Is there a way of lowering a camera’s effective ISO speed using software?

12th August 2018
by Lamar Francois
  • Threadneedle Street , Bank of England

Sadly , physics of digital sensors say this isn’t workable.

Your camera’s sensor has a fixed sensitivity to light – which can’t be changed – higher ISO settings are created by amplifying , through analog (or at very high and very low settings digitally) the signal coming from that sensor. The sensor itself has a “native” ISO  and inherent sensitivity depending on the design of the sensor itself . This varies depending on camera but usually is ISO 100 , with some older Nikon designs such as those in the D3 , D700 and D300s generation having a ISO 200 base , and the newer D850 having a base ISO of 64.

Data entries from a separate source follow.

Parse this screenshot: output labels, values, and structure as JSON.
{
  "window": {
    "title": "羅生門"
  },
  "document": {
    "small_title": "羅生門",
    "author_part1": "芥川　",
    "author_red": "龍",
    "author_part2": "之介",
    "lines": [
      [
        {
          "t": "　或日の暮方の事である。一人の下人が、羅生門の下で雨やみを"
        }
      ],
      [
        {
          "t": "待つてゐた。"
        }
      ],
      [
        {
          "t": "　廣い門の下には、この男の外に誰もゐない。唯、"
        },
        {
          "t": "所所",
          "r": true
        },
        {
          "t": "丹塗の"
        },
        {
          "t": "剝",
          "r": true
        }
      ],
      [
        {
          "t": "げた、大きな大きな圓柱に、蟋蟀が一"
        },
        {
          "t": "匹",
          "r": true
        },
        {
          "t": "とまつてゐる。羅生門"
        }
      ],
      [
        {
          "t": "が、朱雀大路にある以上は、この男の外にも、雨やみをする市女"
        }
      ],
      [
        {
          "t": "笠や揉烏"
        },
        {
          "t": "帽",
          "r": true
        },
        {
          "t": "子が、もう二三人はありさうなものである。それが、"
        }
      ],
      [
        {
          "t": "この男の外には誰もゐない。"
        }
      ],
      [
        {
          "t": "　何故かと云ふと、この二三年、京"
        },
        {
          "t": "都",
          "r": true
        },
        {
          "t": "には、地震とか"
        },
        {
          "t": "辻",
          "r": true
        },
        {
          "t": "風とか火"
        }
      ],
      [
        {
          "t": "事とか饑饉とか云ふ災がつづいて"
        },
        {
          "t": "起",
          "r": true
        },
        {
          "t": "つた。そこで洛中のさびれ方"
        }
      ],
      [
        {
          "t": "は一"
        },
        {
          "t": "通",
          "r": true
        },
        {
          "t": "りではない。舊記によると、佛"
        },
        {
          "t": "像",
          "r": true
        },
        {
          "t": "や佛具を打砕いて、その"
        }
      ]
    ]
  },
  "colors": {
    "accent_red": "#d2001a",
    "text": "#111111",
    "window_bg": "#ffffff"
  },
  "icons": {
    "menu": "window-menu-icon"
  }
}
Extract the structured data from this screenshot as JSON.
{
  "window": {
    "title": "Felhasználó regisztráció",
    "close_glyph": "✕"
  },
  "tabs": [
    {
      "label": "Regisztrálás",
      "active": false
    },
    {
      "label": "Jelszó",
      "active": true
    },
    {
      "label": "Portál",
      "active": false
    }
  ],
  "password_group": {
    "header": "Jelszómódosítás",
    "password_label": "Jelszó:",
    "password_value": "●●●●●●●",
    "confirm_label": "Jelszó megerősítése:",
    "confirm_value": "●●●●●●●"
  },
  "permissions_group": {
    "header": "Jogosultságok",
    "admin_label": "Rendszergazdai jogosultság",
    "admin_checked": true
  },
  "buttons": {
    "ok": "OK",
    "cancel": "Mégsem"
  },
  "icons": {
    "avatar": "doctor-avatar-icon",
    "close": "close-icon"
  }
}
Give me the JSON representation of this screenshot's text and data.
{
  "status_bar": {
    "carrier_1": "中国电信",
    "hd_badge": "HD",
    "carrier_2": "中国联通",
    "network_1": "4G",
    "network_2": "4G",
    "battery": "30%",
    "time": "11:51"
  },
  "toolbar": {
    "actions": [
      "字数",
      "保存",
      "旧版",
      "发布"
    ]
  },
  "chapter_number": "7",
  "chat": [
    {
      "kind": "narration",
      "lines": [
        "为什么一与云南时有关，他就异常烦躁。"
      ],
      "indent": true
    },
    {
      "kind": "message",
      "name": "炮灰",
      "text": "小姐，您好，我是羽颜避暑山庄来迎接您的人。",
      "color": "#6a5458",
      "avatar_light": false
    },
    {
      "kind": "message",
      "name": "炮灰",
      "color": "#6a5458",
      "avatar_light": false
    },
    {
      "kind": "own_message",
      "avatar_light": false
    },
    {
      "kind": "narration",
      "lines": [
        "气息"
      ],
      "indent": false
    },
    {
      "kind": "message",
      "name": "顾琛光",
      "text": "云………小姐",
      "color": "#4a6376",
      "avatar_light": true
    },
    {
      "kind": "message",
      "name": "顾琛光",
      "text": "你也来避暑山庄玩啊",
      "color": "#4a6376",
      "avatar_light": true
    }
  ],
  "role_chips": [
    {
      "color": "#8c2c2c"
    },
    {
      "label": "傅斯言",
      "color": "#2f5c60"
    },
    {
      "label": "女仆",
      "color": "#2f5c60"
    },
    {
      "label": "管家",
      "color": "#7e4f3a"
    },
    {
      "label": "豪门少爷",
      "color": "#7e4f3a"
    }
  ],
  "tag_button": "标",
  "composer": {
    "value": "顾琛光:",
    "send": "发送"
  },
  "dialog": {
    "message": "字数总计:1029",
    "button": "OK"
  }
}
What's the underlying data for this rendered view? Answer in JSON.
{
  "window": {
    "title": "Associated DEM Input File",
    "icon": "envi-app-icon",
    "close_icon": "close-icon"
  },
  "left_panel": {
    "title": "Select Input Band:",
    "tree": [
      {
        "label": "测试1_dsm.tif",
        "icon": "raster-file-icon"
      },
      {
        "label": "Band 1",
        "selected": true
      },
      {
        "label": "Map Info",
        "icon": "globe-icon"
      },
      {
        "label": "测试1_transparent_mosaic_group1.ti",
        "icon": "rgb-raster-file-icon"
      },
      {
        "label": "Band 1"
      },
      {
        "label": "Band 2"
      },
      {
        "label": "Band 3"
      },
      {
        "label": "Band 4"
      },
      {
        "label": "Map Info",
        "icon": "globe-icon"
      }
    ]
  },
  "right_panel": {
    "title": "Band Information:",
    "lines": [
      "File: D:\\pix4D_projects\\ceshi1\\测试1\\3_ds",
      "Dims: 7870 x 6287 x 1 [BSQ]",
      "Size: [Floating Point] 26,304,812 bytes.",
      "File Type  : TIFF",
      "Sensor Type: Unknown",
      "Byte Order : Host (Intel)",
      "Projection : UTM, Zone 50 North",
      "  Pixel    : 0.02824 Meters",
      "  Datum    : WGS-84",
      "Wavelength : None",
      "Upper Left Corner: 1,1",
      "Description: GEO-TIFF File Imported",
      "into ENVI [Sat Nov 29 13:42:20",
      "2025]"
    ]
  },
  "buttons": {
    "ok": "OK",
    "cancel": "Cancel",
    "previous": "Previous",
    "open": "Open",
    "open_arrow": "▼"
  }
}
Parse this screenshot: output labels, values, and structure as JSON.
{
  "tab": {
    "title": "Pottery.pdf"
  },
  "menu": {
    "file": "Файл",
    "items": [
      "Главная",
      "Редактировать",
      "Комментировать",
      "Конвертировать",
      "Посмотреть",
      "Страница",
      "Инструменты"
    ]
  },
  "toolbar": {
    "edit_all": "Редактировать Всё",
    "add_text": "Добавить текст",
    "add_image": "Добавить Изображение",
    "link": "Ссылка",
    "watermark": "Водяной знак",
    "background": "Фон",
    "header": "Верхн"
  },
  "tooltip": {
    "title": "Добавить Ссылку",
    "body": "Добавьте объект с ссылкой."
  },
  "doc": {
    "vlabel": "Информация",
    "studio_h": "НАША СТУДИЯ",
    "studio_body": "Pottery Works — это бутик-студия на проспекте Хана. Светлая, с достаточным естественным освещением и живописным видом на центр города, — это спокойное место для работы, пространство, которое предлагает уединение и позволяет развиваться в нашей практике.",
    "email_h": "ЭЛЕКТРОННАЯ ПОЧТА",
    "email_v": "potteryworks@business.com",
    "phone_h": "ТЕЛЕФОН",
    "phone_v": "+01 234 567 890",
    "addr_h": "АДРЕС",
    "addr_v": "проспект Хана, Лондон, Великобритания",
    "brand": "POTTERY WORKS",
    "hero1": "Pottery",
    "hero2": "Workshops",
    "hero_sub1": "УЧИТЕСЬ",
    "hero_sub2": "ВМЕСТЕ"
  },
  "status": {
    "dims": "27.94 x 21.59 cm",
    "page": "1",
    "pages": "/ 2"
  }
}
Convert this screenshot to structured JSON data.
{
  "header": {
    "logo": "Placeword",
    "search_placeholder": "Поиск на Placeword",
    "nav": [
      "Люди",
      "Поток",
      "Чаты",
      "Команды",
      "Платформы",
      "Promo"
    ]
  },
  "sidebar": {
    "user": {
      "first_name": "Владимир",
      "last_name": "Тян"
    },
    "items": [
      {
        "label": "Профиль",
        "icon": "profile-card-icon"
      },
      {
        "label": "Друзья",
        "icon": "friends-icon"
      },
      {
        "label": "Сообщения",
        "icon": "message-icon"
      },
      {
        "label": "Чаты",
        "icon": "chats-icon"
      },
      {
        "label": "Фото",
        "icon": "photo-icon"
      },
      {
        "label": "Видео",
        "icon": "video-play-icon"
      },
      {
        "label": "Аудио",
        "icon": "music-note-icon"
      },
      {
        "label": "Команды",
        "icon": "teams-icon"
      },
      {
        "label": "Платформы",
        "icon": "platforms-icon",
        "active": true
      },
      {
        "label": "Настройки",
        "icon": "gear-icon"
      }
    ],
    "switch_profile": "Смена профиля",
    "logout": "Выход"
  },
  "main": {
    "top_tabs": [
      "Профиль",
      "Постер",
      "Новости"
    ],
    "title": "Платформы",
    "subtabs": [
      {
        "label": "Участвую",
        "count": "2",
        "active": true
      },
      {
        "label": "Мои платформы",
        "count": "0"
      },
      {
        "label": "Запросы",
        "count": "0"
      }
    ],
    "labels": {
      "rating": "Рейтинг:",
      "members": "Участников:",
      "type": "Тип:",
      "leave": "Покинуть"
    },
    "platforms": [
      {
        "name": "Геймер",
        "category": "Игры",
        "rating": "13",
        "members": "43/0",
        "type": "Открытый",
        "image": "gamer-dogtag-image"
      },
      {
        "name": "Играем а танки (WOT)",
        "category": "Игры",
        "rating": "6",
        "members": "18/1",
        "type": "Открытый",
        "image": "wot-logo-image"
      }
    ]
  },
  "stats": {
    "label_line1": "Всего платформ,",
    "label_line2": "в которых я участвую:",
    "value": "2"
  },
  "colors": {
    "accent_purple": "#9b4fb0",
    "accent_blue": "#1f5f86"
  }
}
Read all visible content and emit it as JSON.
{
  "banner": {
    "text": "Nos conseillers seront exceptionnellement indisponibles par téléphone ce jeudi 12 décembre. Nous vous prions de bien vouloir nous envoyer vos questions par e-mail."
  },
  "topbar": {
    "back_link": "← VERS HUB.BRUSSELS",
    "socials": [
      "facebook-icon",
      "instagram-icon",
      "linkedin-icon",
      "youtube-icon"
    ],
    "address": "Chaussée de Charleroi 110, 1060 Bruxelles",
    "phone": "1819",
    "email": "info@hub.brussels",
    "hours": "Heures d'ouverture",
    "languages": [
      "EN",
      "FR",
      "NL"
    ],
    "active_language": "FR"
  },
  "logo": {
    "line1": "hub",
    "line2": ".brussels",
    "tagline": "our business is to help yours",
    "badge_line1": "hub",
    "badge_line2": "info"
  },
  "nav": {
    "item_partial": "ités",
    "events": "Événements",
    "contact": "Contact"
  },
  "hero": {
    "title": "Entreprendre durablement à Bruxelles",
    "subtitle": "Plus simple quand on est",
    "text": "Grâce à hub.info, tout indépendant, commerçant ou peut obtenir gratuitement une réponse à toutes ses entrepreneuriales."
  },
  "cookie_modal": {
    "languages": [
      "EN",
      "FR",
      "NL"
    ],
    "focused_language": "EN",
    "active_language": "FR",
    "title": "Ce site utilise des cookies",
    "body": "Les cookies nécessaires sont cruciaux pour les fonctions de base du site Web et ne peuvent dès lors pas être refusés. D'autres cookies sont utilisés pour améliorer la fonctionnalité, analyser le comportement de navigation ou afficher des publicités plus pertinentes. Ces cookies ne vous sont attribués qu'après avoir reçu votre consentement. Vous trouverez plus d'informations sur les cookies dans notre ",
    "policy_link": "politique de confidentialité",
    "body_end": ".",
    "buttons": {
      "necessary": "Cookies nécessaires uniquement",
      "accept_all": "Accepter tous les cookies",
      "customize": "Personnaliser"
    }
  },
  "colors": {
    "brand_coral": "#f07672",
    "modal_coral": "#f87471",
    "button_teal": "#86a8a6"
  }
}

Also , digital sensors can only capture so many photons , so if we were to create lower ISO modes by “dividing” the signal the point of saturation itself would not be lowered. So if a sensor has what’s known as a full well capacity of 10,000 electrons then lowering the ISO would not mean the sensor can capture more electrons.

It does change how the camera amplifies the signal from the sensor into digital numbers , data which is stored within RAW files corresponding to brightness level of a pixed .This means you’d end up losing dynamic range , as you use a longer exposure to compensate for the fact that shadows get pushed down by the deamplification . However this also means you’d push up pushing more of the highlights towards , and over that full well capacity point of the sensor.

Practically I tend to steer well clear of Lo ISOs but at a push , where highlight clipping is tolerable it can be workable such as the image I made above outside of the Bank of England – where I needed a slow shutter speed and the sky detail was not important to preserve and keep relevant.

Since posting I’ve been reminded of the possibility of using neutral density filters which attach to a lens and transmit through the lens a small fraction of light which hit the filter , allowing for longer exposure times in particular without saturating the sensor which can be useful when these are needed.